Tuesday, February 11, 2014

At Night We Walk in Circles by Daniel Alarcon


At Night We Walk in Circles is a book for the patient reader. Its exposition slowly sets the stage for the meeting of the two main characters: Henry the playwright and Nelson the actor. Nearly fifteen years earlier, during a war of rebellion in an unnamed South American country, Henry had been imprisoned for writing a seditious play, “The Idiot President.” Now that politics and rebellion are no longer an issue, he has planned a revival of the play with a three-man touring group.  Nelson, a rather naïve and directionless young man, joins the cast, leaving behind his widowed mother and estranged girlfriend, Ixta.  As the troupe travels inland, performing in small mountain villages, Henry tells Nelson more about his imprisonment.
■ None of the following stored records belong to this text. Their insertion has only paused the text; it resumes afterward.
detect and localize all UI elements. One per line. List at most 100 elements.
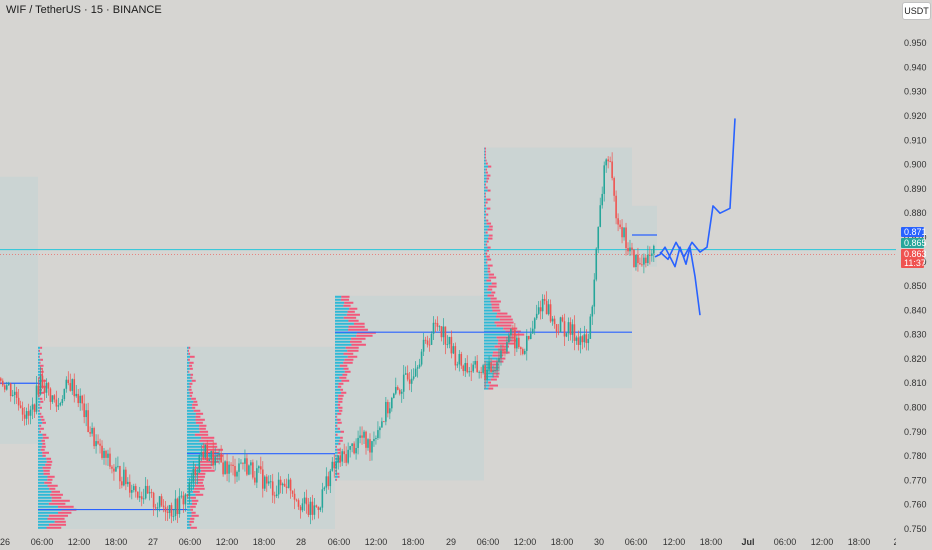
profile-bar-down [497, 312, 508, 315]
profile-bar-down [344, 301, 354, 304]
candle-body [579, 336, 582, 345]
candle-body [420, 351, 423, 365]
profile-bar-up [484, 375, 493, 378]
profile-bar-up [484, 153, 485, 156]
profile-bar-down [189, 361, 194, 364]
price-axis[interactable]: 0.950 0.940 0.930 0.920 0.910 0.900 0.890 0.880… [896, 0, 932, 550]
candle-body [559, 317, 562, 332]
price-tick-label: 0.790 [904, 427, 927, 437]
time-tick-label: 18:00 [848, 537, 871, 547]
candle-body [35, 385, 38, 412]
profile-bar-down [337, 412, 342, 415]
profile-bar-down [39, 406, 42, 409]
profile-bar-down [187, 358, 190, 361]
profile-bar-up [484, 258, 488, 261]
profile-bar-down [488, 285, 497, 288]
profile-bar-up [38, 487, 50, 490]
profile-bar-down [486, 198, 491, 201]
candle-body [238, 463, 240, 472]
candle-body [95, 441, 97, 447]
profile-bar-down [343, 367, 349, 370]
profile-bar-up [38, 364, 41, 367]
profile-bar-up [38, 367, 40, 370]
profile-bar-up [38, 469, 44, 472]
candle-body [125, 469, 127, 485]
candle-body [281, 483, 284, 486]
profile-bar-down [199, 460, 220, 463]
profile-bar-down [42, 442, 46, 445]
candle-body [218, 453, 220, 456]
time-tick-label: 18:00 [402, 537, 425, 547]
profile-bar-up [187, 400, 194, 403]
candle-body [234, 466, 236, 477]
candle-body [639, 263, 641, 265]
profile-bar-down [196, 478, 204, 481]
candle-body [389, 408, 391, 414]
profile-bar-up [484, 324, 497, 327]
candle-body [400, 391, 403, 394]
candle-body [69, 383, 72, 391]
profile-bar-down [485, 201, 488, 204]
candle-body [180, 495, 183, 497]
candle-body [325, 476, 328, 488]
profile-bar-down [195, 472, 206, 475]
profile-bar-down [492, 309, 501, 312]
profile-bar-down [42, 454, 46, 457]
profile-bar-up [335, 460, 339, 463]
profile-bar-up [484, 189, 488, 192]
profile-bar-up [484, 330, 506, 333]
profile-bar-down [195, 418, 205, 421]
candle-body [188, 482, 191, 497]
candle-body [176, 498, 179, 515]
candle-body [303, 497, 306, 504]
profile-bar-up [484, 147, 485, 150]
candle-body [196, 472, 199, 476]
candle-body [262, 469, 264, 489]
candle-body [27, 411, 30, 416]
time-tick-label: 12:00 [811, 537, 834, 547]
candle-body [514, 329, 516, 349]
candle-body [486, 369, 488, 380]
profile-bar-up [484, 333, 509, 336]
profile-bar-up [38, 442, 43, 445]
profile-bar-down [343, 304, 351, 307]
profile-bar-up [484, 285, 489, 288]
price-tick-label: 0.830 [904, 330, 927, 340]
profile-bar-up [484, 360, 493, 363]
profile-bar-up [484, 234, 489, 237]
candle-body [263, 476, 266, 489]
profile-bar-up [335, 358, 345, 361]
candle-body [635, 254, 637, 268]
profile-bar-up [187, 403, 193, 406]
candle-body [134, 486, 137, 492]
candle-body [335, 462, 338, 469]
candle-body [593, 279, 596, 307]
profile-bar-down [51, 496, 62, 499]
price-chart[interactable]: 26 06:00 12:00 18:00 27 06:00 12:00 18:00 28 06:0… [0, 0, 896, 550]
profile-bar-up [335, 427, 338, 430]
candle-body [119, 465, 121, 482]
profile-bar-up [484, 336, 497, 339]
profile-bar-down [343, 316, 357, 319]
profile-bar-down [47, 478, 53, 481]
profile-bar-up [335, 304, 344, 307]
candle-body [573, 324, 576, 341]
time-tick-label: 06:00 [625, 537, 648, 547]
candle-body [115, 466, 117, 472]
profile-bar-down [194, 484, 205, 487]
profile-bar-up [38, 430, 40, 433]
candle-body [289, 479, 292, 491]
profile-bar-up [484, 300, 491, 303]
candle-body [605, 159, 607, 166]
profile-bar-up [187, 346, 189, 349]
profile-bar-up [484, 168, 486, 171]
profile-bar-down [484, 147, 486, 150]
profile-bar-down [189, 391, 193, 394]
profile-bar-up [38, 391, 41, 394]
candle-body [434, 322, 437, 324]
currency-button[interactable]: USDT [902, 2, 931, 20]
profile-bar-up [484, 354, 493, 357]
profile-bar-up [187, 481, 197, 484]
candle-body [11, 394, 14, 396]
profile-bar-up [484, 162, 486, 165]
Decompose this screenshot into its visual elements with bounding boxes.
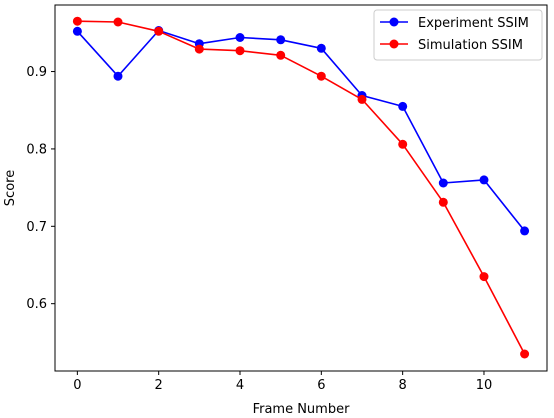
- data-point-simulation-ssim: [479, 272, 489, 282]
- data-point-experiment-ssim: [479, 175, 489, 185]
- y-tick-label: 0.8: [26, 142, 47, 157]
- x-tick-label: 8: [399, 378, 407, 393]
- y-tick-label: 0.7: [26, 220, 47, 235]
- legend-marker-experiment: [389, 17, 399, 27]
- data-point-experiment-ssim: [438, 178, 448, 188]
- data-point-experiment-ssim: [398, 101, 408, 111]
- x-tick-label: 2: [155, 378, 163, 393]
- data-point-experiment-ssim: [276, 35, 286, 45]
- series-line-experiment-ssim: [76, 29, 526, 232]
- legend-marker-simulation: [389, 39, 399, 49]
- x-tick-label: 6: [317, 378, 325, 393]
- y-tick-label: 0.9: [26, 65, 47, 80]
- legend-label-simulation: Simulation SSIM: [418, 38, 523, 53]
- x-axis-label: Frame Number: [253, 402, 351, 417]
- data-point-experiment-ssim: [113, 71, 123, 81]
- data-point-experiment-ssim: [235, 33, 245, 42]
- legend: Experiment SSIM Simulation SSIM: [373, 9, 543, 61]
- series-layer: [72, 16, 530, 359]
- x-tick-label: 4: [236, 378, 244, 393]
- legend-box: [373, 9, 543, 61]
- y-tick-label: 0.6: [26, 297, 47, 312]
- x-tick-label: 0: [73, 378, 81, 393]
- data-point-simulation-ssim: [235, 46, 245, 56]
- series-line-simulation-ssim: [77, 20, 526, 355]
- data-point-simulation-ssim: [316, 71, 326, 81]
- data-point-experiment-ssim: [72, 26, 82, 36]
- data-point-simulation-ssim: [154, 26, 164, 36]
- data-point-simulation-ssim: [520, 349, 530, 359]
- data-point-simulation-ssim: [398, 139, 408, 149]
- data-point-simulation-ssim: [276, 50, 286, 60]
- x-tick-label: 10: [476, 378, 493, 393]
- data-point-simulation-ssim: [357, 94, 367, 104]
- axes-frame: [54, 4, 548, 372]
- y-axis-label: Score: [3, 170, 18, 206]
- legend-label-experiment: Experiment SSIM: [418, 16, 529, 31]
- y-ticks: 0.6 0.7 0.8 0.9: [26, 65, 55, 312]
- data-point-experiment-ssim: [316, 43, 326, 53]
- data-point-experiment-ssim: [520, 226, 530, 236]
- data-point-simulation-ssim: [194, 44, 204, 54]
- data-point-simulation-ssim: [113, 17, 123, 27]
- x-ticks: 0 2 4 6 8 10: [73, 371, 492, 393]
- data-point-simulation-ssim: [438, 197, 448, 207]
- data-point-simulation-ssim: [72, 16, 82, 26]
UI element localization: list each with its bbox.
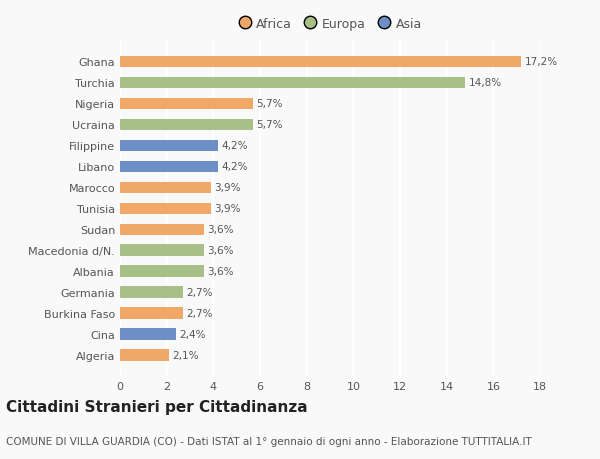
Bar — [120, 287, 183, 298]
Bar — [120, 329, 176, 340]
Bar — [120, 224, 204, 235]
Bar — [120, 119, 253, 131]
Text: 5,7%: 5,7% — [257, 99, 283, 109]
Text: 14,8%: 14,8% — [469, 78, 502, 88]
Text: 2,7%: 2,7% — [187, 308, 213, 319]
Bar — [120, 161, 218, 173]
Text: 4,2%: 4,2% — [221, 162, 248, 172]
Text: 17,2%: 17,2% — [525, 57, 558, 67]
Bar — [120, 203, 211, 215]
Text: 3,9%: 3,9% — [215, 204, 241, 214]
Text: 3,6%: 3,6% — [208, 267, 234, 277]
Text: 2,1%: 2,1% — [173, 350, 199, 360]
Text: COMUNE DI VILLA GUARDIA (CO) - Dati ISTAT al 1° gennaio di ogni anno - Elaborazi: COMUNE DI VILLA GUARDIA (CO) - Dati ISTA… — [6, 436, 532, 446]
Legend: Africa, Europa, Asia: Africa, Europa, Asia — [235, 14, 425, 34]
Bar — [120, 98, 253, 110]
Bar — [120, 56, 521, 68]
Bar — [120, 140, 218, 152]
Bar — [120, 266, 204, 277]
Bar — [120, 308, 183, 319]
Text: 2,4%: 2,4% — [179, 330, 206, 340]
Bar — [120, 245, 204, 257]
Text: Cittadini Stranieri per Cittadinanza: Cittadini Stranieri per Cittadinanza — [6, 399, 308, 414]
Text: 2,7%: 2,7% — [187, 288, 213, 297]
Text: 4,2%: 4,2% — [221, 141, 248, 151]
Text: 3,9%: 3,9% — [215, 183, 241, 193]
Text: 5,7%: 5,7% — [257, 120, 283, 130]
Bar — [120, 78, 466, 89]
Bar — [120, 350, 169, 361]
Bar — [120, 182, 211, 194]
Text: 3,6%: 3,6% — [208, 225, 234, 235]
Text: 3,6%: 3,6% — [208, 246, 234, 256]
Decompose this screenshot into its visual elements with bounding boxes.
In the last village, Nelson becomes involved with the elderly mother of a ruthless drug dealer, who believes Nelson is her long-lost youngest son. When he begins to regret having ended his relationship with Ixta, he suddenly bolts, deserting the mother, heading back to the city and angering the drug dealer who sends his thugs after Nelson to exact revenge. Back in the city, Nelson is a changed man, more aggressive and more resolved to revive his relationship with Ixta, who is pregnant and living with another man. Eventually, a tragedy occurs and although a mysterious narrator has been hinting at a bad outcome for Nelson throughout the book, the reader is taken by surprise by the actual event.